この中で、アプリケーションが終了しても消えない保存場所を「永続性:あり」、消える保存場所を「永続性:なし」と言います。

また、永続性の必要なデータを「永続データ」を読んでいます。例えば、曲の再生リスト、ToDoリストの項目などは永続データです。

データベースはファイルに記録されるので、永続データの保存に適しています。

データベース(SQLite)の構築方法

Androidが標準で扱うデータベースはSQLiteです。

Androidでデータベースを構築する方法は「SQLite API(Android SDK)」と「Room(Android Jetpack)」の2通りがあります。

SQLite API

「SQLite API」はAndroid SDKで提供されているAPIです。API Level 1の頃からあります。

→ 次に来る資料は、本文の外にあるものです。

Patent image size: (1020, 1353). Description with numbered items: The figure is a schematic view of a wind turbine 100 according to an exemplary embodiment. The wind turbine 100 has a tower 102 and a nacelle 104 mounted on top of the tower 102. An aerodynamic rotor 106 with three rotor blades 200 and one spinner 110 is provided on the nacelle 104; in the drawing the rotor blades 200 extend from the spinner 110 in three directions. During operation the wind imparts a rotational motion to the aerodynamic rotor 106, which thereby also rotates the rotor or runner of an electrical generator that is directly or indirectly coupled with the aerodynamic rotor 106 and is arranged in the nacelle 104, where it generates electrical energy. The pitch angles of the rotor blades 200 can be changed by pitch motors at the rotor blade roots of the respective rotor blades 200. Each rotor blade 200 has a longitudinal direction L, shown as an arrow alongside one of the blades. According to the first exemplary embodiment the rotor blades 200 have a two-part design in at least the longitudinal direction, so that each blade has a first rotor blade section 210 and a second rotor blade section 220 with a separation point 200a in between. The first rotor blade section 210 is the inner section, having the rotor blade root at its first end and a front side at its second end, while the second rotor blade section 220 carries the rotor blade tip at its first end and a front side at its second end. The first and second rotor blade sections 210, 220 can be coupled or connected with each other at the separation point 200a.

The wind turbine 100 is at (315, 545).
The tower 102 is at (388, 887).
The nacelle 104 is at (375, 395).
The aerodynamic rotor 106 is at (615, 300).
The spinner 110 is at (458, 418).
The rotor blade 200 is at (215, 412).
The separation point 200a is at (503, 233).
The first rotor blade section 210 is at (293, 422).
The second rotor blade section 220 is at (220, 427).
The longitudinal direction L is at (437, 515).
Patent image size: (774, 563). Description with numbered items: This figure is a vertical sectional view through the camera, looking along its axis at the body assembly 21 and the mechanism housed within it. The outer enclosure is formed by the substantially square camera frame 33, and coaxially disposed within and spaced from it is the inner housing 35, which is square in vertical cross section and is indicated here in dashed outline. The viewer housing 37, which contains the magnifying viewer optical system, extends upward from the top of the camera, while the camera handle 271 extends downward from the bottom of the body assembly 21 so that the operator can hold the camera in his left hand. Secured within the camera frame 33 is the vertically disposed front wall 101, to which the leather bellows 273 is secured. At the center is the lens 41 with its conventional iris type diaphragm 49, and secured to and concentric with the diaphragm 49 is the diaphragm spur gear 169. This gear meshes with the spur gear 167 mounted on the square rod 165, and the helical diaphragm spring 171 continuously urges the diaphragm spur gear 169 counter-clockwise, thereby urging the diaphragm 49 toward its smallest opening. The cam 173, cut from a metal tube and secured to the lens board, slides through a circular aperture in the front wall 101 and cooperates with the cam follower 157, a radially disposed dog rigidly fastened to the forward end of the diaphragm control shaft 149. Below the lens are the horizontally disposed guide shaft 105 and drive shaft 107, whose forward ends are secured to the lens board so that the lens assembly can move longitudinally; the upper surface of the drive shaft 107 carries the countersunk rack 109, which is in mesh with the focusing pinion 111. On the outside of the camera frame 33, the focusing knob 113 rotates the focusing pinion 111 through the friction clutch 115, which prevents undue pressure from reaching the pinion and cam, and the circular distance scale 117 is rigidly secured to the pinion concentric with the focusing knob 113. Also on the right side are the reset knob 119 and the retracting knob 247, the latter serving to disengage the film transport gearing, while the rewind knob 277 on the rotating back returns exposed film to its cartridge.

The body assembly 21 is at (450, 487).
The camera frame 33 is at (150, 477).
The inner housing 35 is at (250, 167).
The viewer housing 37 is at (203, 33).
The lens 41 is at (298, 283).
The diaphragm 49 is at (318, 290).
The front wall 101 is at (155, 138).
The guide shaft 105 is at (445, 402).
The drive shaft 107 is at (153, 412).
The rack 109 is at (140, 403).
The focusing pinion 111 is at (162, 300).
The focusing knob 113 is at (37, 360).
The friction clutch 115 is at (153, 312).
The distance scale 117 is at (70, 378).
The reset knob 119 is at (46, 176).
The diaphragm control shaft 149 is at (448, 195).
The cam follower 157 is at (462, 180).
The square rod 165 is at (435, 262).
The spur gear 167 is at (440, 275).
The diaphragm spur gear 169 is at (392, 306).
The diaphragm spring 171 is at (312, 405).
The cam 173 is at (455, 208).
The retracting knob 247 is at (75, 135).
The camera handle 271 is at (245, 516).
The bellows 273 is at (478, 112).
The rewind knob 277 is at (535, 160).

データベースと接続を確立(Open)した時に得られる識別子(SQLiteDatabase)を介して、マネージメントシステムへSQLを発行し、データベースにアクセスします。

SQLiteのプログラム構成

※構築方法の詳細は「SQLite APIでデータベースを構築」を参照

Room

「Room」はAndroid Jetpackで提供されているAPIです。「SQLite API」に代わって、使用が推奨されています。

アノテーションとKotlinの構文を使って、データベースのアクセスモデル(設計図)を記述し、それを基にシンボルプロセッサがアプリ専用APIを構築します。

専用APIから取り出された識別子(RoomDatabase)のDao(Data Access Object)を介して、マネージメントシステムへSQLを発行し、データベースにアクセスします。